Nick was also managing a glass plate on which sat two mini pigs in a blanket and two deviled eggs. “Don’t worry,” he said. “I’ve been told it’s glatt kosher.”
It was my first laugh since we’d crossed the Newton town line.
The caterer had brought a roasted chicken stuffed with prunes for the small family dinner that followed the party. As soon as we two couples were seated in a room tromp l’oeiled to resemble a gazebo, ivy enclosing us, Nick asked how the evening had gone saleswise.
“These things take time,” my father said.
“Believe me, I’ll follow up,” said Tracy.
Nick said, “It’s like in fund-raising: we plant the seeds, then we water them, tend them, and hope they bear fruit.” He winked at me. Reggie’s favorite simile.

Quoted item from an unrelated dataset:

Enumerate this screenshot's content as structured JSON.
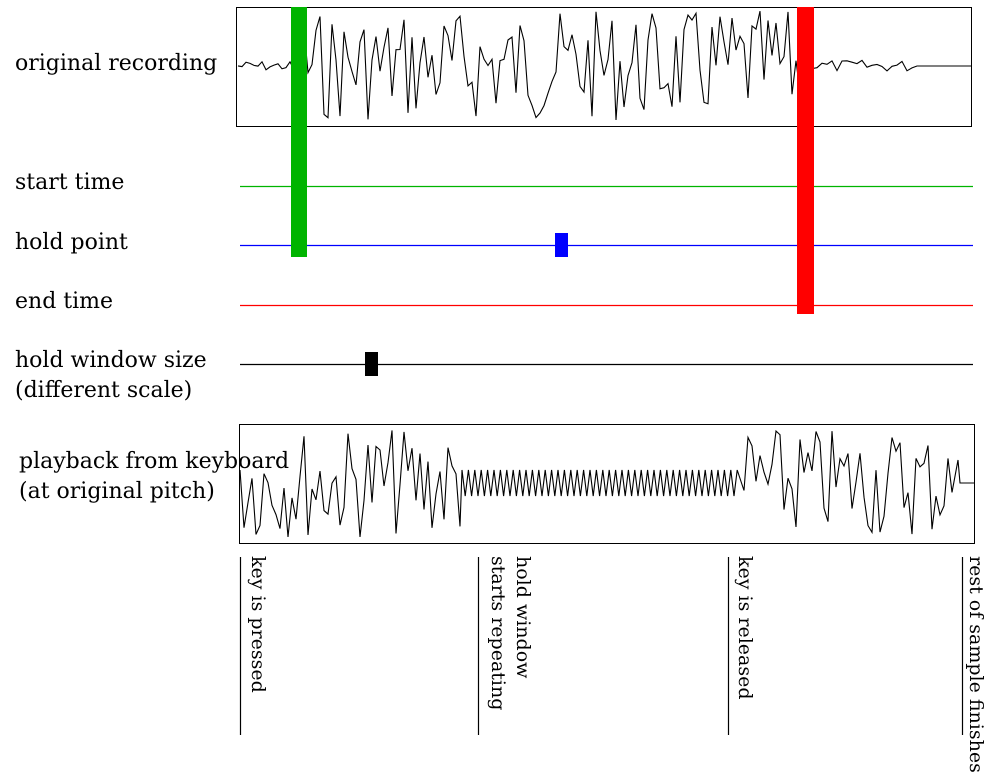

“For whom do you fund-raise?” Tracy asked.
Wait. Tracy didn’t know where we worked? I must have started stabbing my chicken breast in a newly aggressive manner because she rushed in with “It’s for a school, right? A boarding school?” And to Nick, “This came after your walk across the country? Do I have the right sequence?”
“Wrong guy,” he said.
Tracy shot an accusatory look at my father.
“That was an ex-fiancé, you might recall,” he said.
“We work for a private day school,” I said. “Everton Country Day. I’m head of Stewardship, and Nick was just promoted to director of Development.” And to prove that I was a less self-absorbed human being than she, I asked how old her daughters were, their names, and, come to think of it, where were they this evening?
“Chloe, thirteen, and Alexis, almost ten. They’re with their father, skiing.”
I said, “Now I remember—it was the older one’s bat mitzvah that brought you and my dad into . . . contact.”
“I don’t think I know how you discovered Mr. Frankel’s work,” said Nick.
Tracy beamed. “I was at a restaurant on Beacon Hill, and I noticed they had a Matisse on the wall—not a print, but an oil painting. I called our server over, pointed, and said, ‘That Matisse? Do you know who did it?’ She said, ‘I’ll ask.’ And before we left, she came back with the manager’s business card with your father’s name and phone number written on the back with just the word artist.”